О том, где идет волна, много спорят; Юрий Станиславович
полагал, что она идет не впереди лавины, а вместе с облаком,
которое иногда достигает сотен метров в ширину и десятков
метров в высоту.
  Из статьи Максима о воздушной волне: "Воздушная волна
лавины № 7 вторглась в лесную зону и уничтожила две тысячи
крупных деревьев. Расчет показал, что для такого
разрушительного эффекта скорость ветра при воздушной волне
должна была превысить 80 метров в секунду. Отдельные сосны,
сорванные волной, имели возраст 200-250 лет".
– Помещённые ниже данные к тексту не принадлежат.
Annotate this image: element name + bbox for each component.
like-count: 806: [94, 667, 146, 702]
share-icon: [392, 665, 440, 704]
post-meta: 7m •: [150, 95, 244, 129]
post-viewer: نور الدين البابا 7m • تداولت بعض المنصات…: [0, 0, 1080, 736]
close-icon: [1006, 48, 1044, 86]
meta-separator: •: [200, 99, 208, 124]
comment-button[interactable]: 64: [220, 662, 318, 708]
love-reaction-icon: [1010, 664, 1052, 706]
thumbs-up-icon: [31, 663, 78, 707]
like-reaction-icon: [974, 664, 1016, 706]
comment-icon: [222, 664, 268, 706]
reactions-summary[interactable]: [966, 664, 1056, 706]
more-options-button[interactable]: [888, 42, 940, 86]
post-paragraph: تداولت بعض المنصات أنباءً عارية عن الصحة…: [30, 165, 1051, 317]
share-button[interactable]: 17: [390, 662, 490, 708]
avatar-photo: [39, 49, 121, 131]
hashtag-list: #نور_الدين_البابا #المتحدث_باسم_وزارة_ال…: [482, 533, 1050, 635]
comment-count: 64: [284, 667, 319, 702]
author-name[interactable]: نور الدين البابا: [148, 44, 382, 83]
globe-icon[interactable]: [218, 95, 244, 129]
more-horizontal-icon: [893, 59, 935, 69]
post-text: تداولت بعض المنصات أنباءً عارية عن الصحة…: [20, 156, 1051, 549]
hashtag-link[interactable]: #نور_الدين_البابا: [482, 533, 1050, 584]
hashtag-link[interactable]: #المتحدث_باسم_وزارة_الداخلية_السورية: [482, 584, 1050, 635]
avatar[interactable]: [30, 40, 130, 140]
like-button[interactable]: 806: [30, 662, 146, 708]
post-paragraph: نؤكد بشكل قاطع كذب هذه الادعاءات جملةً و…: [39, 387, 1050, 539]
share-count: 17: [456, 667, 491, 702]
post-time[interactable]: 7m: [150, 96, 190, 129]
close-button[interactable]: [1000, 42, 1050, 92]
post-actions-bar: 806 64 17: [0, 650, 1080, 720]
  "В зоне действия снеговоздушного облака люди, даже не
попавшие в лавину, могут погибнуть от густой снежной пыли,
забивающей дыхательные пути, пыли настолько мелкой, что она
свободно просачивается через одежду и белье до тела, более
того - через невидимые щели двойных оконных рам домов,
находящихся в 1,5 километра от лавины".
  Об этом же читаем у Фляйга: "Воздушная волна была так
сильна, что... люди, как установил врач, погибли вследствие
давления воздуха, разорвавшего легкие, как шквал рвет
паруса".
  Юрий Станиславович: "Почти все лавины, в которых гибли
горнолыжники и альпинисты, были вызваны самими жертвами".
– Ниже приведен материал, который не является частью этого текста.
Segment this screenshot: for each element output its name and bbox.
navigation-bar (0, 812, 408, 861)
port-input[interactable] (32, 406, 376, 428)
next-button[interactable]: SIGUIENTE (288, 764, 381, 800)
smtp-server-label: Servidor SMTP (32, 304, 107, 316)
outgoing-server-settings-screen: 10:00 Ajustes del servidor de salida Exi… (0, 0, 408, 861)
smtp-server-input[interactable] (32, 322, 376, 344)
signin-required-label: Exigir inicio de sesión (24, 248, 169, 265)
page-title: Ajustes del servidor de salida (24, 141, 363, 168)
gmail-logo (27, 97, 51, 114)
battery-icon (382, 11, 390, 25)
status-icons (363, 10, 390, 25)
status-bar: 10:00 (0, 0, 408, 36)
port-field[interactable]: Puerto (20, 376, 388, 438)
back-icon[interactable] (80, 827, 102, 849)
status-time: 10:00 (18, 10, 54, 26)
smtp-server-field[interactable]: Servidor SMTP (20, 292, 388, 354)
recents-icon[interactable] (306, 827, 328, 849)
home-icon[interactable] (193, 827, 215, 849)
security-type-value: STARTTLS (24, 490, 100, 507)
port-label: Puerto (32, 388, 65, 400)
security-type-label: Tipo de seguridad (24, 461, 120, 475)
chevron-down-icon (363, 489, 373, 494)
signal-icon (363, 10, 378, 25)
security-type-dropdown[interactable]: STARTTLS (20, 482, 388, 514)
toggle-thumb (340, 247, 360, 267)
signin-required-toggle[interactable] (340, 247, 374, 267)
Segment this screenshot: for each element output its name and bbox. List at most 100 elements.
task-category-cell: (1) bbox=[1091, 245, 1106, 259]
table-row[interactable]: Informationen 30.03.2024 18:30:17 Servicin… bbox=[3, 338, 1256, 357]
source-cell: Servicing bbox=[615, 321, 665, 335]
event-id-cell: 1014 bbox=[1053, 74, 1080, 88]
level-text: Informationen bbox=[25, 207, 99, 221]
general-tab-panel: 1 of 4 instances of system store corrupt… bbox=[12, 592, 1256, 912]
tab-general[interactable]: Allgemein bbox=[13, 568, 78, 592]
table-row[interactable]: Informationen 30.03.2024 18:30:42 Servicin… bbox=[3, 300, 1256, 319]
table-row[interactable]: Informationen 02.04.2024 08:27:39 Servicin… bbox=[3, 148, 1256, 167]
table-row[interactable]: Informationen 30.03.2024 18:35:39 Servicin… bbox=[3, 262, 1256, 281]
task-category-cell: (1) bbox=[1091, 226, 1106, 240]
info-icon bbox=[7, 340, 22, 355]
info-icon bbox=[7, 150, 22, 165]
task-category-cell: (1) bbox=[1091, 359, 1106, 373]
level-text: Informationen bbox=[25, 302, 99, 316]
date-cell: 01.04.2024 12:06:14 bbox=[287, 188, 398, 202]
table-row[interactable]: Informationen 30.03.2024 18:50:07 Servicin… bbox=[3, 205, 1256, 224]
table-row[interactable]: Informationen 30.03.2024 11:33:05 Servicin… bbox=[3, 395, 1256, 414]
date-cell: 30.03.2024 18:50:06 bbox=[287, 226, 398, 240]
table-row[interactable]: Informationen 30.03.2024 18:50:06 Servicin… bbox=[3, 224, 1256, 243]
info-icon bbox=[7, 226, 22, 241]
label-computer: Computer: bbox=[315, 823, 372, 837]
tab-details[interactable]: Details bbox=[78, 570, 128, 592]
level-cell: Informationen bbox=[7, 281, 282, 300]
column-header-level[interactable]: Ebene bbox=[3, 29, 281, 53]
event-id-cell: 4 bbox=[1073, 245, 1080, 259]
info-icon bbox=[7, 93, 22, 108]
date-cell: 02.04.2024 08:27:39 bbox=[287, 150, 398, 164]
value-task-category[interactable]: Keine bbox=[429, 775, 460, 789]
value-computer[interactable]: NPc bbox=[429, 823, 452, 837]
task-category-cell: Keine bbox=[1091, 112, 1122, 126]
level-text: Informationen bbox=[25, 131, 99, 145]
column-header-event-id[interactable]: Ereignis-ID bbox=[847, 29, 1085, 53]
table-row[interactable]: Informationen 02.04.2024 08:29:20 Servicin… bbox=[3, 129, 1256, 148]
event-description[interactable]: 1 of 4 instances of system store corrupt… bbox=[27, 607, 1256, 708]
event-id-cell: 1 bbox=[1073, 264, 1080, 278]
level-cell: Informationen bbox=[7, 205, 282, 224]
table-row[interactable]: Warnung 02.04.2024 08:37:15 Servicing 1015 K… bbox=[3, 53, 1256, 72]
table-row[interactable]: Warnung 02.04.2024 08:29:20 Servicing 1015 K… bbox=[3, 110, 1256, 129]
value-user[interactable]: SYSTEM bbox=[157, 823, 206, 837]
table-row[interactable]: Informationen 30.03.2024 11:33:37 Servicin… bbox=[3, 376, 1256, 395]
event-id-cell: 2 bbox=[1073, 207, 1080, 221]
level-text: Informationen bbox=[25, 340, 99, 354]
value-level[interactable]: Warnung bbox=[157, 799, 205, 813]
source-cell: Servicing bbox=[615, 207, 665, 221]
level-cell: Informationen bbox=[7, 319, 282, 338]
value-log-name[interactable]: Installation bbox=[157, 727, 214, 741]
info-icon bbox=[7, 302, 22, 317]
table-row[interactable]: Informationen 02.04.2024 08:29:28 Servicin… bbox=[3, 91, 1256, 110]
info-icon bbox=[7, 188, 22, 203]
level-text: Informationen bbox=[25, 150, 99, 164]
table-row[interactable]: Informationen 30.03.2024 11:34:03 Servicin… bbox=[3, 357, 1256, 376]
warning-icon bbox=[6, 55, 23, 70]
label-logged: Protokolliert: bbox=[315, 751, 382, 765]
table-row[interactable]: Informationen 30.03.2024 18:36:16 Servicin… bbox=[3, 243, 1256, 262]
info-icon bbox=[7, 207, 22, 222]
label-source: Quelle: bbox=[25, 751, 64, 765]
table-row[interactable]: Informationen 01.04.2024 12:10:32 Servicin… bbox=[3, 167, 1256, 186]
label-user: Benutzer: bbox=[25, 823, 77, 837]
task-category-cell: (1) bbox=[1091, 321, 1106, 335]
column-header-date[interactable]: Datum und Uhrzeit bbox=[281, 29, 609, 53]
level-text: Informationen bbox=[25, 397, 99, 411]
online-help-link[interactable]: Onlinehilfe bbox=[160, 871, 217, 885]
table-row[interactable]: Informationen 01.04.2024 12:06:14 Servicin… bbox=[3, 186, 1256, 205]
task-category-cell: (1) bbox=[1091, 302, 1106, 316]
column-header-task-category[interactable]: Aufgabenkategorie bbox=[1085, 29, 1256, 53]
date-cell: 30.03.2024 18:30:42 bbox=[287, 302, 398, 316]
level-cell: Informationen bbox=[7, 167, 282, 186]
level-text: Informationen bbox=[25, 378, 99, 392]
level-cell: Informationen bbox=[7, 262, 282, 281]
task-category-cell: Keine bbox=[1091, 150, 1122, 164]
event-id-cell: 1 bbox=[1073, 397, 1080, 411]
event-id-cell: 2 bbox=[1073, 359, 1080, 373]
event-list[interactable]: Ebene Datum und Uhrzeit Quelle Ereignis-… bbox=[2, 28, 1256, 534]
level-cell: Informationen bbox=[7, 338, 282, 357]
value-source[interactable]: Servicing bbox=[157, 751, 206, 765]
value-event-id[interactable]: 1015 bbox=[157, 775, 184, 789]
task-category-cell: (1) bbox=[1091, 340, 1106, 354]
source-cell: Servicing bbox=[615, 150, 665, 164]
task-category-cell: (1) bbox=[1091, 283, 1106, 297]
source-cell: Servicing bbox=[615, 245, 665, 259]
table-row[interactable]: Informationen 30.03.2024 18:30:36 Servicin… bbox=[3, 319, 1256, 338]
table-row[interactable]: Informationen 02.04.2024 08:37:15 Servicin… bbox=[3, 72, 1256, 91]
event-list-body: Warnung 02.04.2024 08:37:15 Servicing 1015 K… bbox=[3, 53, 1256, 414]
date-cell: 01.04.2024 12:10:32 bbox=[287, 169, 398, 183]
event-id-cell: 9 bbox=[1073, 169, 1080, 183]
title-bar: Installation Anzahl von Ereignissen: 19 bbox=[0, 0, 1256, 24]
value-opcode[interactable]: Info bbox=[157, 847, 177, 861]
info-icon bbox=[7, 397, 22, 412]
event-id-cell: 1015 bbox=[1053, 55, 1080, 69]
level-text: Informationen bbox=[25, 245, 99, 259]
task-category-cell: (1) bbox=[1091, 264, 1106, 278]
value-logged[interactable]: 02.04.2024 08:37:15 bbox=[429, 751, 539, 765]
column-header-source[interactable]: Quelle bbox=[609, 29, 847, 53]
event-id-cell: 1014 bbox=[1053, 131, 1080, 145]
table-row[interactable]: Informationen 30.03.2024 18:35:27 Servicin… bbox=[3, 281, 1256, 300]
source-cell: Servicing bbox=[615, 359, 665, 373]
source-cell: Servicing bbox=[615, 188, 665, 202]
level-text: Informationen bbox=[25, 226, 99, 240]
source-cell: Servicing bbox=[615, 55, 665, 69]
Отсюда вывод: не пересекайте лавиноопасных склонов!

        x x x

  Далее у мамы идут подборки о "спящих" лавинах, о
спасательных работах и прочее. Если понадобится, я к
маминым конспектам еще вернусь, а пока что продолжу свой
рассказ.

        ЗНАТЬ, ЧТО ТЫ ПРАВ, - ТОЖЕ НЕЛЕГКАЯ НОША

  Слизнув, как корова языком, лес на склоне, снеговоздушное
облако обрушилось на дом, сорвало и отбросило метров на
десять крышу, выбило окна и намело в квартиры массу снега.
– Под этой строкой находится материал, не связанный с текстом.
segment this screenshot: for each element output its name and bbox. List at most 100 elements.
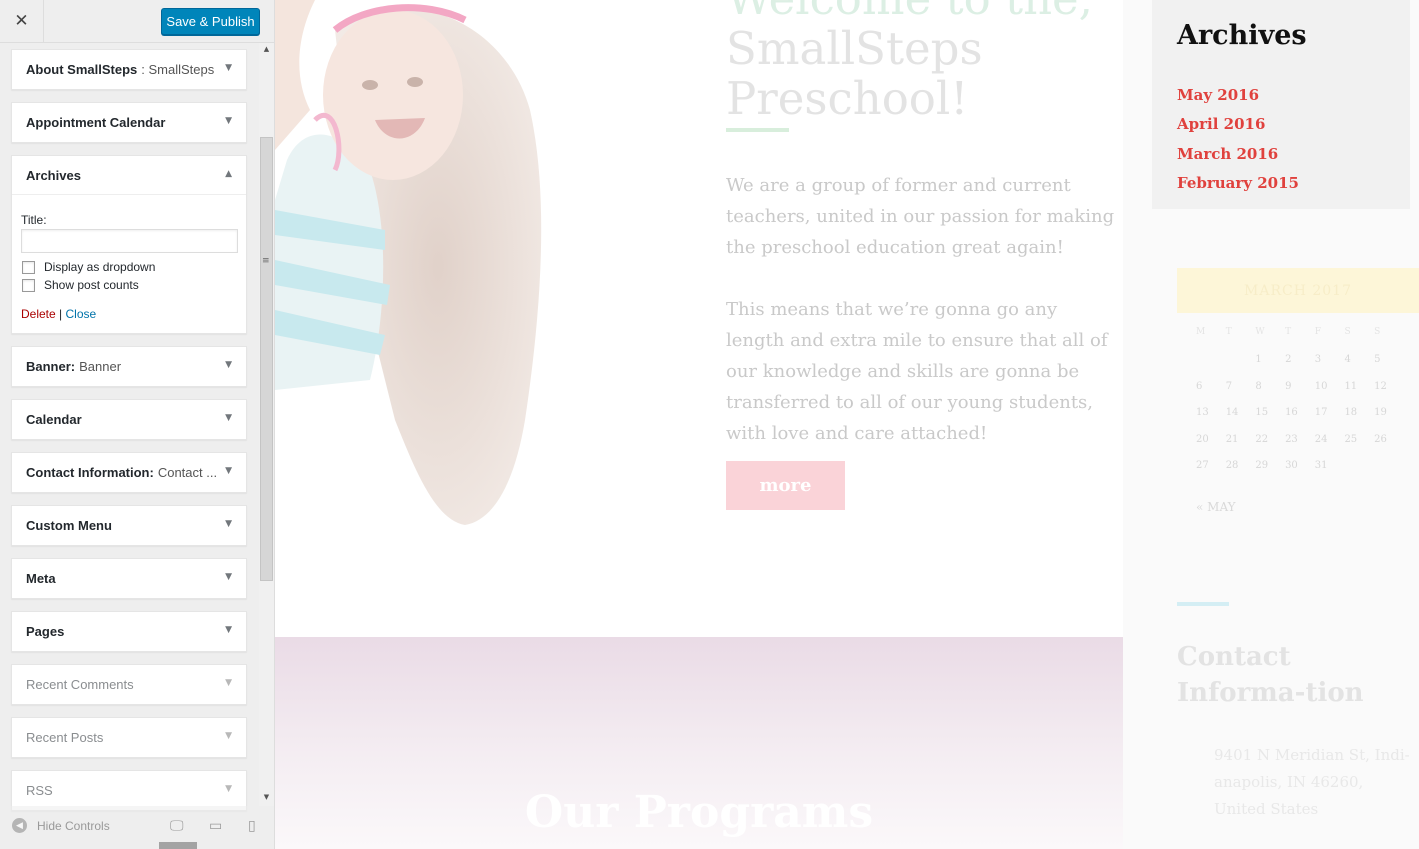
display-dropdown-option[interactable]: Display as dropdown [21,260,237,274]
widget-recent-posts[interactable]: Recent Posts ▼ [11,717,247,758]
archive-list: May 2016 April 2016 March 2016 February … [1177,84,1299,201]
calendar-prev-link[interactable]: « MAY [1196,500,1236,514]
widget-about-smallsteps[interactable]: About SmallSteps: SmallSteps ▼ [11,49,247,90]
widget-title: Contact Information: [26,465,154,480]
expand-arrow-icon[interactable]: ▼ [225,784,232,794]
preview-sidebar: Archives May 2016 April 2016 March 2016 … [1123,0,1419,849]
archive-link[interactable]: March 2016 [1177,143,1299,172]
widget-recent-comments[interactable]: Recent Comments ▼ [11,664,247,705]
expand-arrow-icon[interactable]: ▼ [225,466,232,476]
widget-header[interactable]: Calendar ▼ [12,400,246,439]
archive-link[interactable]: May 2016 [1177,84,1299,113]
widget-header[interactable]: Meta ▼ [12,559,246,598]
expand-arrow-icon[interactable]: ▼ [225,731,232,741]
delete-link[interactable]: Delete [21,307,56,321]
expand-arrow-icon[interactable]: ▼ [225,413,232,423]
calendar-weekday: S [1374,327,1381,337]
calendar-day: 8 [1255,380,1262,392]
calendar-day: 17 [1314,407,1328,419]
widget-archives[interactable]: Archives ▲ Title: Display as dropdown Sh… [11,155,247,334]
widget-title: RSS [26,783,53,798]
widget-meta[interactable]: Meta ▼ [11,558,247,599]
calendar-weekday: T [1225,327,1232,337]
close-link[interactable]: Close [66,307,97,321]
active-device-indicator [159,842,197,849]
widget-header[interactable]: Recent Posts ▼ [12,718,246,757]
calendar-weekday: T [1285,327,1292,337]
expand-arrow-icon[interactable]: ▼ [225,572,232,582]
hide-controls-button[interactable]: ◀ Hide Controls [12,818,110,833]
widget-custom-menu[interactable]: Custom Menu ▼ [11,505,247,546]
expand-arrow-icon[interactable]: ▼ [225,678,232,688]
expand-arrow-icon[interactable]: ▼ [225,519,232,529]
calendar-day: 30 [1285,460,1298,472]
welcome-heading-line2: SmallSteps [726,22,983,75]
scroll-up-arrow-icon[interactable]: ▲ [261,45,272,56]
programs-section: Our Programs [275,637,1123,849]
show-post-counts-option[interactable]: Show post counts [21,278,237,292]
archives-widget: Archives May 2016 April 2016 March 2016 … [1152,0,1410,209]
more-button[interactable]: more [726,461,845,510]
widget-header[interactable]: About SmallSteps: SmallSteps ▼ [12,50,246,89]
calendar-day: 22 [1255,433,1269,445]
title-field[interactable] [21,229,238,253]
calendar-grid: M T W T F S S 1 2 3 4 5 6 7 8 9 10 11 12 13 14 15 16 17 18 19 20 21… [1196,327,1419,487]
widget-header[interactable]: Pages ▼ [12,612,246,651]
contact-title: Contact Informa-tion [1177,642,1364,708]
expand-arrow-icon[interactable]: ▼ [225,116,232,126]
widget-contact-information[interactable]: Contact Information: Contact ... ▼ [11,452,247,493]
widget-calendar[interactable]: Calendar ▼ [11,399,247,440]
scroll-down-arrow-icon[interactable]: ▼ [261,793,272,804]
widget-title: Archives [26,167,81,183]
widget-header[interactable]: Recent Comments ▼ [12,665,246,704]
customizer-footer: ◀ Hide Controls 🖵 ▭ ▯ [0,806,274,849]
welcome-heading-line1: Welcome to the, [726,0,1093,24]
expand-arrow-icon[interactable]: ▼ [225,625,232,635]
calendar-day: 9 [1285,380,1292,392]
display-dropdown-checkbox[interactable] [22,260,35,274]
widget-appointment-calendar[interactable]: Appointment Calendar ▼ [11,102,247,143]
archive-link[interactable]: February 2015 [1177,172,1299,201]
calendar-day: 4 [1344,354,1351,365]
calendar-empty-cell [1196,354,1226,381]
customizer-sidebar: ✕ Save & Publish About SmallSteps: Small… [0,0,275,849]
calendar-day: 31 [1314,460,1328,472]
show-post-counts-label: Show post counts [44,278,139,292]
calendar-weekday: F [1314,327,1321,337]
widget-subtitle: : SmallSteps [141,62,215,77]
archive-link[interactable]: April 2016 [1177,113,1299,142]
close-icon[interactable]: ✕ [0,0,44,42]
save-publish-button[interactable]: Save & Publish [161,8,260,35]
widget-header[interactable]: RSS ▼ [12,771,246,810]
widget-header[interactable]: Archives ▲ [12,156,246,195]
widget-title: Recent Posts [26,730,104,745]
scroll-thumb[interactable] [260,137,273,581]
contact-divider [1177,602,1229,606]
expand-arrow-icon[interactable]: ▼ [225,360,232,370]
welcome-heading: Welcome to the, SmallSteps Preschool! [726,0,1093,124]
calendar-day: 18 [1344,407,1358,419]
calendar-day: 2 [1285,354,1292,365]
widget-pages[interactable]: Pages ▼ [11,611,247,652]
calendar-day: 20 [1196,433,1209,445]
widget-title: Banner: [26,359,76,374]
calendar-weekday: M [1196,327,1206,337]
widget-title: Meta [26,571,56,586]
collapse-icon: ◀ [12,818,27,833]
mobile-preview-icon[interactable]: ▯ [248,818,256,834]
show-post-counts-checkbox[interactable] [22,278,35,292]
calendar-day: 27 [1196,460,1209,472]
widget-banner[interactable]: Banner: Banner ▼ [11,346,247,387]
expand-arrow-icon[interactable]: ▼ [225,63,232,73]
programs-title: Our Programs [524,787,874,838]
calendar-empty-cell [1226,354,1256,381]
sidebar-scrollbar[interactable]: ▲ ≡ ▼ [259,43,274,806]
widget-header[interactable]: Banner: Banner ▼ [12,347,246,386]
widget-header[interactable]: Appointment Calendar ▼ [12,103,246,142]
widget-rss[interactable]: RSS ▼ [11,770,247,811]
collapse-arrow-icon[interactable]: ▲ [225,169,232,179]
widget-header[interactable]: Contact Information: Contact ... ▼ [12,453,246,492]
desktop-preview-icon[interactable]: 🖵 [170,818,184,834]
widget-header[interactable]: Custom Menu ▼ [12,506,246,545]
tablet-preview-icon[interactable]: ▭ [209,818,222,834]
Дом перекосило, но он держался - язык лавины, к счастью,
остановился в нескольких шагах: этакая двухметровая толща
снега, перемешанного с грунтом, обломками деревьев, ветвями
и досками от снесенных сараев.
  Толпа на месте стихийного бедствия дезорганизует и вносит
сумятицу, в ее разноголосых воплях тонет здравый смысл.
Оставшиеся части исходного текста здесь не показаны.